There’s an old quote that says, “Give a man a fish, and he will eat for a day. Teach a man to fish and he will eat for a lifetime.”
They’re not feeding or fishing, but the women of Allentown United Methodist Church’s Agape Stitchers are living out the proverb in their own way.
Since August 2003, this group of women in their 60s to late 90s has sewn more than 5,700 girl’s dresses, almost 3,000 boy’s shorts/shirt outfits, and 600 baby blankets, all of which have been sent to needy children around the world.
In April of last year, Jamie Gibson, the United Methodist Volunteers In Mission (UMVIM) coordinator for the South Georgia Conference, took some of the dresses and shorts to children in the Dominican Republic. Seeing the clothes and learning about the Agape Stitchers inspired some of the Dominican women to start a similar ministry of their own.
There was one problem, though: they didn’t know how to sew.
Upon returning to Georgia, Gibson approached the Agape Stitchers and asked if any of them would be interested in traveling to the Dominican Republic to teach women there how to sew.
Agape Stitchers founder Grace Wicker, wife of Allentown UMC pastor Rev. Billy Wicker, Jr., told Gibson that she didn’t think the women would be interested, but on September 29, four Agape Stitchers –Wicker, Frances Purvis, Frances Smith and Betty Cooper – boarded a plane and flew from Atlanta to Santo Domingo in the Dominican Republic.
Betty Cooper, who has been an Agape Stitcher since 2005, was reluctant to go at first.
“At first I didn’t want to go,” she said. “I was telling myself all the reasons why I couldn’t go – my age, my health, the fact that I didn’t … have a passport, wondering what I could give. To tell you the truth, the Lord and I had a talk about it, and He said, ‘You can do all things through me.’ And I decided to go, and I’m so glad I did.”
Frances Purvis, Wicker’s sister and a member of the Agape Stitchers, was also hesitant.
“I told Grace that I really was not interested in going,” she said. “I prayed about it and I just did not feel led to go. But one morning I was sewing – I get up early in the morning and sew a lot – and as I was sewing, the saying came to me, ‘Give a man a fish and he’ll eat for a day. Teach a man to fish and he will eat for a lifetime.’ It just seemed like God was speaking to me, saying, ‘You can always send these things and they’ll enjoy wearing them, but if you teach them how to make them they’ll help other people.’ So that was how I got involved, and once I made that commitment I never looked back. I worked hard to get there after that. It was a complete change of heart and the experience was life changing.”
After a four-hour flight, the group, which included the four Agape Stitchers, Gibson, Rev. Bobby Gale, Rev. Rick Hamilton and three others, took a four-hour bus ride from Santo Domingo to Barahona in the southwest part of the country.
In Barahona, the group stayed at a United Methodist mission complex run by Pastor Pedro Johnson, who pastors 13 churches in the area.

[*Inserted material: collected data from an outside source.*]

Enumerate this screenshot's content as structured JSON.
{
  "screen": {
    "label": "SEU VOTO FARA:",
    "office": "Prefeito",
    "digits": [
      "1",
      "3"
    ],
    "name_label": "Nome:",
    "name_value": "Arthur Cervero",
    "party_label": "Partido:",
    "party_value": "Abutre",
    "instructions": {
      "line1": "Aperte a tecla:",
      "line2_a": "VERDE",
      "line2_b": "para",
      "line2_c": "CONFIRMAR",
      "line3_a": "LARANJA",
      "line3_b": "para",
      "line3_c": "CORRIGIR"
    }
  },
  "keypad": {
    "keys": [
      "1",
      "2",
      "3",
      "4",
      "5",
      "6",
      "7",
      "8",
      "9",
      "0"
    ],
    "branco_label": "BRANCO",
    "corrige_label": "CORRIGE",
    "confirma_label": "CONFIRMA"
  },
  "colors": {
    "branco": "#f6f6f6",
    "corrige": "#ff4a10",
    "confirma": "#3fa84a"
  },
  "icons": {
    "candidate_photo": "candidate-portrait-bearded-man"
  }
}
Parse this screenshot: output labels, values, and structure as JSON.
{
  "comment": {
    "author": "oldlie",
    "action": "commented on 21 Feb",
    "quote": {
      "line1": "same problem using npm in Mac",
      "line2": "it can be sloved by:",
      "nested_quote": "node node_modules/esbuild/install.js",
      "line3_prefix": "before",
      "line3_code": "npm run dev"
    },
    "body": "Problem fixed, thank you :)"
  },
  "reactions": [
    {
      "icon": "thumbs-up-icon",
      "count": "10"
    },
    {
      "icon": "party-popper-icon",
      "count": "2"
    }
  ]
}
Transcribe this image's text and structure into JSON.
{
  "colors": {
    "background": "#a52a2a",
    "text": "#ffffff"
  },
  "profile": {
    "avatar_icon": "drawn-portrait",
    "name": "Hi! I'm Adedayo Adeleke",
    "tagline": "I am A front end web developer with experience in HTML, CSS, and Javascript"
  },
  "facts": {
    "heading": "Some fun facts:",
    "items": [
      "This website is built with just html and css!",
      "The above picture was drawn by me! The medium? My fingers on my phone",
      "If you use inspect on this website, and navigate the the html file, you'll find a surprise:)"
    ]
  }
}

When they arrived at the mission house, the women, who each packed four bags full of fabric, trim, patterns, irons and other sewing accessories, expected to find the donated electric sewing machines they were told would be available, but all that were there were antique treadle machines, many that were missing parts and had rusted. After trying to work on the treadle machines for half a day, the electric machines were located and the teaching was able to begin.
More than 30 women learned to sew during the eight days, some as young as 13. Each made a tote bag, boy’s pants, and a girl’s dress from start to finish, picking out their fabric and trim, cutting the pattern and sewing and decorating the items.
“The ladies were so eager to learn,” Wicker said. “The expressions on their faces were of such excitement when they finished something that they had done themselves. There’s no way to describe how excited they were. They just smiled and smiled; it was real special.”
Now that they’ve learned to sew, the Dominican women hope to share their knowledge with others in their country and in the Haitian refugee camps.
“These women will now go into the smaller villages and bateyes and teach other women to sew,” Gibson said. “They’re taking women who didn’t know how to sew at all and teaching them to make something.”
One of the most impactful moments of the trip came when the group visited a batey. Bateyes, communities that sprang up among the sugar cane fields so that laborers would be near the plantations, are among the poorest communities in the Dominican Republic.
During their visit to the batey, the women noticed that the children had no toys; they played with rocks and sticks. They were very disturbed by this and decided that, upon their return home, they would make 100 dolls to send.
“Words cannot express what we felt as we rode around the area,” Wicker said. “When we were there, we saw no toys. I saw one little girl with a doll that had no hair and no clothes. I just cried. That just broke my heart. The rest of them were playing with sticks and rocks.”
The 100 dolls were recently delivered to children in the Dominican Republic and Haiti.
“These women are the genuine articles, they really are,” Gibson said. “They have such a quiet witness. It’s a witness of doing. Anyone can talk about what they’re gonna do. These women don’t even like to talk about it; they don’t think they’re anything special, and that makes them so effective.”